CP “describes a group of permanent disorders of the development of movement and posture, causing activity limitation, that are attributed to nonprogressive disturbances that occurred in the developing fetal or infant brain. The motor disorders of CP are often accompanied by disturbances of sensation, perception, cognition, communication and behavior, by epilepsy, and by secondary musculoskeletal problems.” Tone and disorders of movement vary greatly among the CP population but most have some difficulties with limb hypertonicity. Cerebral vascular accidents, hypoxic ischemic events, hemorrhagic events related to extreme prematurity, traumatic brain injury, neonatal toxoplasmosis, other (syphilis, varicella-zoster, parvovirus B19), rubella, cytomegalovirus (CMV), and herpes infections (TORCH) infection, or isolated metabolic derangement injuries can lead to CP, highlighting the heterogeneity of this diagnosis. Neuronal migration abnormalities, such as schizencephaly, porencephaly, and polymicrogyria, may qualify under the CP diagnosis umbrella if no other genetic syndromes are associated.

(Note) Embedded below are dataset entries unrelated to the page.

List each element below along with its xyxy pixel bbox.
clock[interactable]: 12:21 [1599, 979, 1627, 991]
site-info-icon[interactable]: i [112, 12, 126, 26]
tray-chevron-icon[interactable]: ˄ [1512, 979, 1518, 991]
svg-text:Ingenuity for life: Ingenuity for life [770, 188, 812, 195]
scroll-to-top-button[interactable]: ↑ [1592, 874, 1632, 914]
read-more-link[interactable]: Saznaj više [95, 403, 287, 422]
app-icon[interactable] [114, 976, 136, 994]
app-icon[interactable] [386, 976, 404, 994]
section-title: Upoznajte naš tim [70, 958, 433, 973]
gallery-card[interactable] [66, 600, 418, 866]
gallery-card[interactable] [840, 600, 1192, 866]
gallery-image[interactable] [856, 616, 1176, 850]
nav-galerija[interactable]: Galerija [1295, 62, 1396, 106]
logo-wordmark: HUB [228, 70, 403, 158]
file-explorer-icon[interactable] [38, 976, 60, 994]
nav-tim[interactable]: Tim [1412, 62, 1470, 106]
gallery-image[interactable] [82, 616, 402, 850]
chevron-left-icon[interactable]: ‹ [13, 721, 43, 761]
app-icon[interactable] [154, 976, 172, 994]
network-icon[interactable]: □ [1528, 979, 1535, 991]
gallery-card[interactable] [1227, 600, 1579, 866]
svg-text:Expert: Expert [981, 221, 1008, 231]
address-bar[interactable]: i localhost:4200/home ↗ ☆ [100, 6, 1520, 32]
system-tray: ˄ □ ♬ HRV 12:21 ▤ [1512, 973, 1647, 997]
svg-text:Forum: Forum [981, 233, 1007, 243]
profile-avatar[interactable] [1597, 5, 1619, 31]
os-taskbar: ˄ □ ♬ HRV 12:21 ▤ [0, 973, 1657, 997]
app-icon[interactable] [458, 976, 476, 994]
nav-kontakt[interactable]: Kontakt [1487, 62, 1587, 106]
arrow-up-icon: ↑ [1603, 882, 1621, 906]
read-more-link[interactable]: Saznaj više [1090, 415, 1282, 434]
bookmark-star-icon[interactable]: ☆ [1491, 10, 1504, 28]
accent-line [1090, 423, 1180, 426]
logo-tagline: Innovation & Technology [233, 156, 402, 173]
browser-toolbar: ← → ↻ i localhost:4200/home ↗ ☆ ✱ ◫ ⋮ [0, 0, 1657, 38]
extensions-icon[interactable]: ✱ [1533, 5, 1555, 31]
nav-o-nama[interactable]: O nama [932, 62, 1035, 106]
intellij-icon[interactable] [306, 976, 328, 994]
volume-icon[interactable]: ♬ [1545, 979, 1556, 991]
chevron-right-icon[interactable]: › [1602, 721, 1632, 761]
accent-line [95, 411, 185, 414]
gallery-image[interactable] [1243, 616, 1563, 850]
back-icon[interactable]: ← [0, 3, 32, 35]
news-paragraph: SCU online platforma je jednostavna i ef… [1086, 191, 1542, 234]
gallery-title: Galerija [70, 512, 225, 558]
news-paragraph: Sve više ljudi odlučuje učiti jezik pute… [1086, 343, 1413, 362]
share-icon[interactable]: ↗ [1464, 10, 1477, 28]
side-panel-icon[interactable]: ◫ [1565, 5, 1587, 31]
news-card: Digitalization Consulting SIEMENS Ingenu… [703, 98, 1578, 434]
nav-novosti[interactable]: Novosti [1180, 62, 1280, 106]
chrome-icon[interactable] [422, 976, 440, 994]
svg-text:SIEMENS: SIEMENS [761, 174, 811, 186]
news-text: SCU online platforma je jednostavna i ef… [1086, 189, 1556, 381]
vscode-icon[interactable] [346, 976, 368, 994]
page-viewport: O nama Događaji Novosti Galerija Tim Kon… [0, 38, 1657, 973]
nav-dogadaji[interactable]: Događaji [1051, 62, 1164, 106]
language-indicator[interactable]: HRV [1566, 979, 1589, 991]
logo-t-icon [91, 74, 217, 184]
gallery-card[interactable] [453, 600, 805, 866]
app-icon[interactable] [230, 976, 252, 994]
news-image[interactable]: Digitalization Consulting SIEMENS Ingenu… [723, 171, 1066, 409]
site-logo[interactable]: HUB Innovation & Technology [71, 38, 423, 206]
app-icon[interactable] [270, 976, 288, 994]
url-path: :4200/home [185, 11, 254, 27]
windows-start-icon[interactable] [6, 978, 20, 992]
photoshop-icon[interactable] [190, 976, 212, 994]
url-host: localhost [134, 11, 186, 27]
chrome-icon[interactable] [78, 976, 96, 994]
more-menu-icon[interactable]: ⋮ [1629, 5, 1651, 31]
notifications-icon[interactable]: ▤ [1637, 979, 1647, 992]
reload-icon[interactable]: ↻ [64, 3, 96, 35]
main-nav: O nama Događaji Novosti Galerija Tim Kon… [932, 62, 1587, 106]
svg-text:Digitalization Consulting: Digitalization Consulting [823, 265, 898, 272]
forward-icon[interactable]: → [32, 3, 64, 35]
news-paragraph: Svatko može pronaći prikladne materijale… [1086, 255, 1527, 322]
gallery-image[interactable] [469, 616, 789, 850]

When evaluating a child with newly noted hypertonicity, brain and spinal cord imaging should be considered to evaluate reversible etiologies. The American Academy of Neurology published a practice parameter guideline for “Diagnostic assessment of the child with cerebral palsy.” This guideline summary provides levels of evidence associated with workup measures for a child with suspected CP.

There are many causes of hypertonicity and a multitude of treatments to manage spasticity and dystonia. Treatment approaches should be individualized based on functional goals of the child and family, level of impairment, and/or ability to care for the child. The type, locality, and severity of hypertonicity need to be considered. Treatment plans should be created in collaboration with all individuals caring for the child, including the patient, family, therapists, and medical team.

Nonsurgical management of hypertonicity

Nonsurgical management of spasticity and dystonia ranges from physical management to systemic medications and focal injections.